“Man is still the most extraordinary computer of all”*…
German artist Ralf Baecker gives technology a life of its own. His new piece Irrational Computing, which debuts June 10 at the International Triennial of New Media Art, use semiconductor crystals (quartz sand) and connects them to interlinked modules to create a primitive macroscopic signal processor. In other words, he’s using quartz (a natural resource that’s one of the basic commodities for all information technology), to create a raw mineral computer.
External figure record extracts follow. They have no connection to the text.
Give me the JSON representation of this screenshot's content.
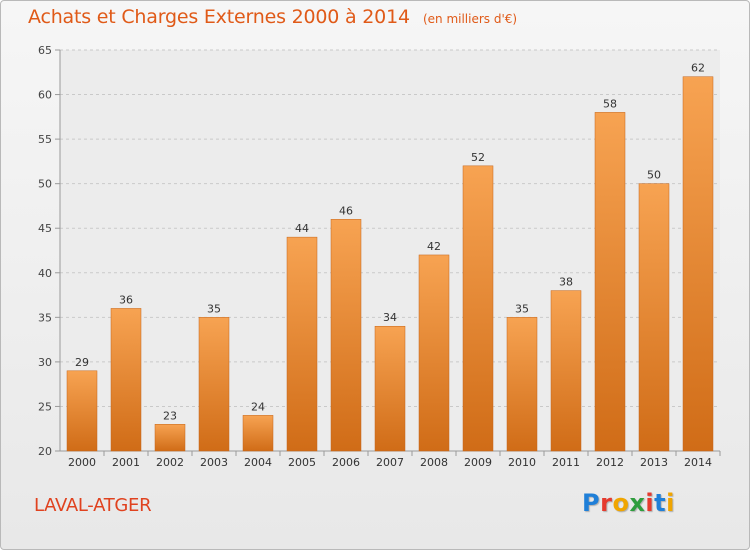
{
  "header": {
    "title": "Achats et Charges Externes 2000 à 2014",
    "unit": "(en milliers d'€)"
  },
  "footer": {
    "commune": "LAVAL-ATGER",
    "logo_letters": [
      "P",
      "r",
      "o",
      "x",
      "i",
      "t",
      "i"
    ],
    "logo_colors": [
      "#1f7fd8",
      "#e53a2e",
      "#f0a500",
      "#2f9e3e",
      "#e53a2e",
      "#1f7fd8",
      "#f0a500"
    ]
  },
  "chart_data": {
    "type": "bar",
    "title": "Achats et Charges Externes 2000 à 2014",
    "subtitle": "(en milliers d'€)",
    "categories": [
      "2000",
      "2001",
      "2002",
      "2003",
      "2004",
      "2005",
      "2006",
      "2007",
      "2008",
      "2009",
      "2010",
      "2011",
      "2012",
      "2013",
      "2014"
    ],
    "values": [
      29,
      36,
      23,
      35,
      24,
      44,
      46,
      34,
      42,
      52,
      35,
      38,
      58,
      50,
      62
    ],
    "ylim": [
      20,
      65
    ],
    "yticks": [
      20,
      25,
      30,
      35,
      40,
      45,
      50,
      55,
      60,
      65
    ],
    "grid": true,
    "bar_color_top": "#f7a352",
    "bar_color_bottom": "#d06c17"
  }
}
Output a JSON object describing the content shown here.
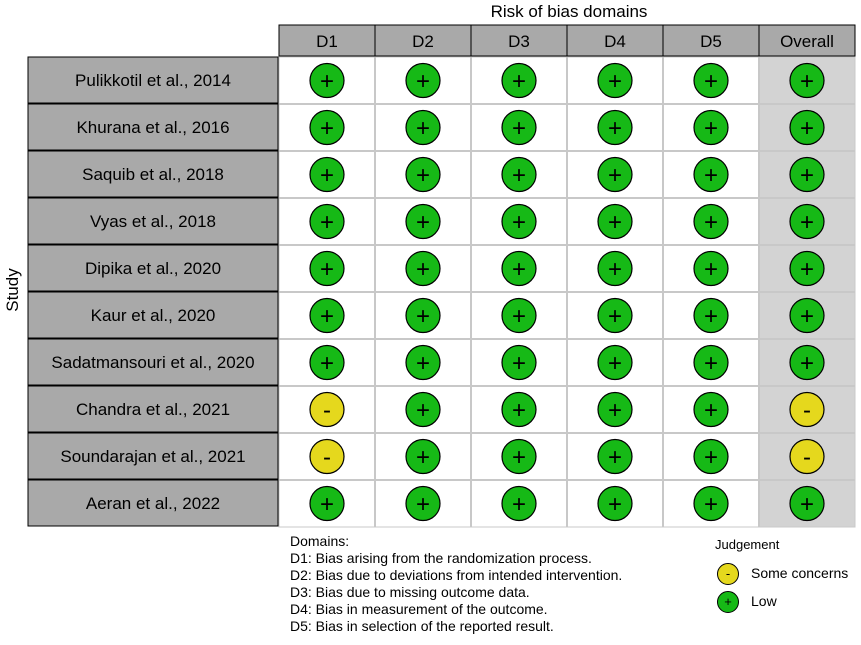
{
  "title": "Risk of bias domains",
  "y_axis_label": "Study",
  "columns": [
    "D1",
    "D2",
    "D3",
    "D4",
    "D5",
    "Overall"
  ],
  "judgement_symbols": {
    "low": "+",
    "some": "-"
  },
  "colors": {
    "low": "#16b916",
    "some": "#e5d81d",
    "header_bg": "#a9a9a9",
    "study_bg": "#a9a9a9",
    "overall_bg": "#d3d3d3",
    "grid_line": "#c8c8c8"
  },
  "studies": [
    {
      "name": "Pulikkotil et al., 2014",
      "judgements": [
        "low",
        "low",
        "low",
        "low",
        "low",
        "low"
      ]
    },
    {
      "name": "Khurana et al., 2016",
      "judgements": [
        "low",
        "low",
        "low",
        "low",
        "low",
        "low"
      ]
    },
    {
      "name": "Saquib et al., 2018",
      "judgements": [
        "low",
        "low",
        "low",
        "low",
        "low",
        "low"
      ]
    },
    {
      "name": "Vyas et al., 2018",
      "judgements": [
        "low",
        "low",
        "low",
        "low",
        "low",
        "low"
      ]
    },
    {
      "name": "Dipika et al., 2020",
      "judgements": [
        "low",
        "low",
        "low",
        "low",
        "low",
        "low"
      ]
    },
    {
      "name": "Kaur et al., 2020",
      "judgements": [
        "low",
        "low",
        "low",
        "low",
        "low",
        "low"
      ]
    },
    {
      "name": "Sadatmansouri et al., 2020",
      "judgements": [
        "low",
        "low",
        "low",
        "low",
        "low",
        "low"
      ]
    },
    {
      "name": "Chandra et al., 2021",
      "judgements": [
        "some",
        "low",
        "low",
        "low",
        "low",
        "some"
      ]
    },
    {
      "name": "Soundarajan et al., 2021",
      "judgements": [
        "some",
        "low",
        "low",
        "low",
        "low",
        "some"
      ]
    },
    {
      "name": "Aeran et al., 2022",
      "judgements": [
        "low",
        "low",
        "low",
        "low",
        "low",
        "low"
      ]
    }
  ],
  "domains_legend": {
    "heading": "Domains:",
    "items": [
      "D1: Bias arising from the randomization process.",
      "D2: Bias due to deviations from intended intervention.",
      "D3: Bias due to missing outcome data.",
      "D4: Bias in measurement of the outcome.",
      "D5: Bias in selection of the reported result."
    ]
  },
  "judgement_legend": {
    "title": "Judgement",
    "items": [
      {
        "key": "some",
        "symbol": "-",
        "label": "Some concerns"
      },
      {
        "key": "low",
        "symbol": "+",
        "label": "Low"
      }
    ]
  }
}
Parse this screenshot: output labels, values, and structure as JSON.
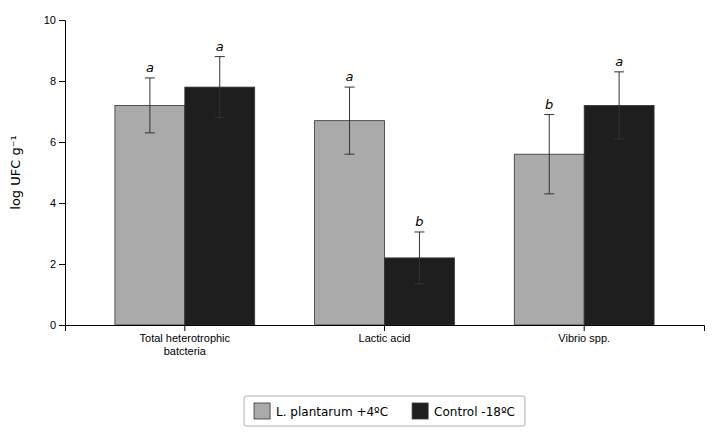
{
  "chart_data": {
    "type": "bar",
    "categories": [
      "Total heterotrophic\nbatcteria",
      "Lactic acid",
      "Vibrio spp."
    ],
    "ylabel": "log UFC g⁻¹",
    "ylim": [
      0,
      10
    ],
    "yticks": [
      0,
      2,
      4,
      6,
      8,
      10
    ],
    "legend": "bottom",
    "series": [
      {
        "name": "L. plantarum +4ºC",
        "color": "#aaaaaa",
        "values": [
          7.2,
          6.7,
          5.6
        ],
        "errors": [
          0.9,
          1.1,
          1.3
        ],
        "annotations": [
          "a",
          "a",
          "b"
        ]
      },
      {
        "name": "Control -18ºC",
        "color": "#1e1e1e",
        "values": [
          7.8,
          2.2,
          7.2
        ],
        "errors": [
          1.0,
          0.85,
          1.1
        ],
        "annotations": [
          "a",
          "b",
          "a"
        ]
      }
    ]
  }
}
Baecker used quartz crystals taken directly from nature and industrial waste products and connected them to the modules, which use the electrical and mechanical specifics of the mineral to form a visual display, of sorts. Simultaneously, the crystals work as sound generators, as the electrical impulses from the modules force the quartz to vibrate. Through speakers, gallery visitors can both see and hear these quartz crystals. They even appear to have an unpredictable, life-like “conversation” with the other materials in the installation set-up, as the impulse signals and responses are organically random (thus, the “Irrational” part of the installation’s title)…
See more, and read an interview with Baecker, via The Creator’s Project (a JV of Intel and Vice), at “An Artist Has Made A Primitive Computer Out Of Earth Crystals, And Little Else.”
* John F. Kennedy
As we muse on minerals, we might spare a thought for a key intellectual ancestor of Hacking and “Making”: the Father of the Age of Reason and author (in Candide) of the immortal– and sardonically ironic– advice that each of us should “tend his own garden,” Francois-Marie Arouet, better known as Voltaire; he died on this date in 1778.